Il est en effet remarquable que, contrairement à l'intitulé de la vignette La justice du prévôt normand, très probablement la formule programmatique définie par le copiste en marge du manuscrit à illustrer dans l'espace laissé à l'enlumineur comme il est d'usage, le personnage central et principal qui s'impose dans l'enluminure soit cette femme. Installée en majesté sur un trône à dais, de face, elle attire irrémédiablement l'œil vers elle, et se distingue de loin comme le personnage qui occupe le plus l'espace, ce qui est un critère typique de la miniature médiévale : plus le sujet est important, plus il occupe de la place, sans respect des proportions véritables. Position, dimension, atours, attributs convergent pour asseoir le personnage comme d'une nature singulière par rapport à l'entourage. La dominante des couleurs bleu issue du broyage de pierre semi-précieuse du lapis-lazuli, ou à base de cuivre ou de décoction de violettes et de bleuets ainsi que rouge (à base d'oxyde de fer ou de plomb-minium (ou de sulfate de mercure)-cinabre) porte une référence évidente à la souveraineté et à la justice, comme à l'alliance de la nature humaine et divine du sujet.

Cette femme apparaît à première vue comme une représentation de la dame de Justice, Justitia, qui bénéficie déjà d'une iconographie abondante, et très ancienne. En effet, l'Antiquité déploie à son sujet une myriade de jetons sur lesquels l'allégorie de la Justice se trouve régulièrement associée à celle de l'Empereur, quel qu'il soit. Ces pièces sont à ce titre d'autant plus remarquables qu'elles sont centrées sur la figuration féminine, tardive par comparaison à la représentation habituellement axée sur l'homme de haut rang.

Elles inaugurent au demeurant une longue tradition de jetons identifiant sur une même pièce homme et femme : homme, figure du pouvoir viril et femme, soulignant la vertu attendue du puissant, vertu qui dépasse l'exercice strict de la justice elle-même, en référence à l'équilibre.
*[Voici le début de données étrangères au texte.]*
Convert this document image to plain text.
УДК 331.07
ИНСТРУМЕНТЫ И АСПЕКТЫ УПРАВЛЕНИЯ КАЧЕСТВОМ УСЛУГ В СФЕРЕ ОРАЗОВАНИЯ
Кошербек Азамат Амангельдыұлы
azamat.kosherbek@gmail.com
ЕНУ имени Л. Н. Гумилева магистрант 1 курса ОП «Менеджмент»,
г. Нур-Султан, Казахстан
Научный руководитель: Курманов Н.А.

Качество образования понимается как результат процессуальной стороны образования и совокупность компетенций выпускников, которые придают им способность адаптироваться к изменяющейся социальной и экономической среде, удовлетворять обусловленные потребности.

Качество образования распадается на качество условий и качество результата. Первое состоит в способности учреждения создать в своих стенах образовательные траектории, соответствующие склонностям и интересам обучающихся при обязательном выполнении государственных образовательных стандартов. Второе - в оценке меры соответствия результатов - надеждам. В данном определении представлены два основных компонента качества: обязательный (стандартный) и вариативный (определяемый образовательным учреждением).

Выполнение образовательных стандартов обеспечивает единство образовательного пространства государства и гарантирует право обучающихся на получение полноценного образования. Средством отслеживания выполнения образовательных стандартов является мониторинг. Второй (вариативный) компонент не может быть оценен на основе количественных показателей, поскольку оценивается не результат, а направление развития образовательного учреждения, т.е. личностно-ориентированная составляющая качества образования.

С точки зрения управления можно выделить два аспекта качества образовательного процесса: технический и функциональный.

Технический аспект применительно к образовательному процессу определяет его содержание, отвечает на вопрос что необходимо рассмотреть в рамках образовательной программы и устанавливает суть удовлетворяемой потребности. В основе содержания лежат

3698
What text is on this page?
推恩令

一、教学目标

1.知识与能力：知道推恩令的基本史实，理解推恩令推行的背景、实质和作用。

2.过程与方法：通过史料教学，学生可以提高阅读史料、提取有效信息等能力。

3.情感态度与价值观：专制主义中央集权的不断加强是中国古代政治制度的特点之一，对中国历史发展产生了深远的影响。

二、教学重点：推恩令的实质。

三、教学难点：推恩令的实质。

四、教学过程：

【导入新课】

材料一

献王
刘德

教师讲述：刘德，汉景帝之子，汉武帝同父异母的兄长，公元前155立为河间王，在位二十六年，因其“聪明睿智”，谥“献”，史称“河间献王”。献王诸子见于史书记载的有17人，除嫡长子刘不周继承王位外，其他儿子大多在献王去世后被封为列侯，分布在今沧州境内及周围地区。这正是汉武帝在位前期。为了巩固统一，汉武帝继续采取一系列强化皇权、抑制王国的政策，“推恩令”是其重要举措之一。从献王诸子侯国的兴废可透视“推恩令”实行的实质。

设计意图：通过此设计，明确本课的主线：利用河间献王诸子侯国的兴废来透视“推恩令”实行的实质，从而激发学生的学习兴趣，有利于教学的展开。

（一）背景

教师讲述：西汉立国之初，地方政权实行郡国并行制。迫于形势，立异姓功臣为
Sur ces jetons, Justitia prend souvent les traits de Livie (58 av JC-29 ap JC), deuxième épouse de l'Empereur Auguste (mariage des Julii et des Claudii) et mère de l'Empereur Tibère. Ainsi sont magnifiés les traits d'une femme puissante, identifiable. Elle est, au surplus, considérée comme le modèle de la matrone romaine chaste et noble, ancêtre majeur des empereurs Julio-Claudiens. Première des impératrices, Livie est une figure importante de la propagande impériale, associée à l'empereur Auguste, ce dont atteste une correspondance dont nous conservons des traces et selon laquelle il n'est pas rare qu'elle soit consultée avant la réunion du consilium principis. Un statut spécifique qui la libère de la tutelle rend compte de sa dignité, pendant que des statues à son effigie lui sont offertes, et qu'elle bénéficie du ius trium (privilège des femmes ayant donné au moins trois enfants à la patrie, leur permettant de disposer de leurs biens). Elle hérite d'un tiers de la fortune de l'Empereur à son décès et du titre de mater patriae sur la volonté du Sénat (mais Tibère le lui refuse). Livie est divinisée par l'Empereur Claude en 42 ap. JC, mettant ainsi sur un pied d'égalité Auguste et Augusta (Livie).
Ces figurations féminines restent cependant tardives. Pour bénéficier d'une tradition iconographique ancienne et stable, la figuration de Justitia conçoit une évolution dans ses attributs, fixés autour de la balance, fréquente dans l'iconographie du jugement dernier, à l'exemple du Retable du Jugement dernier de Rogier van der Weyden.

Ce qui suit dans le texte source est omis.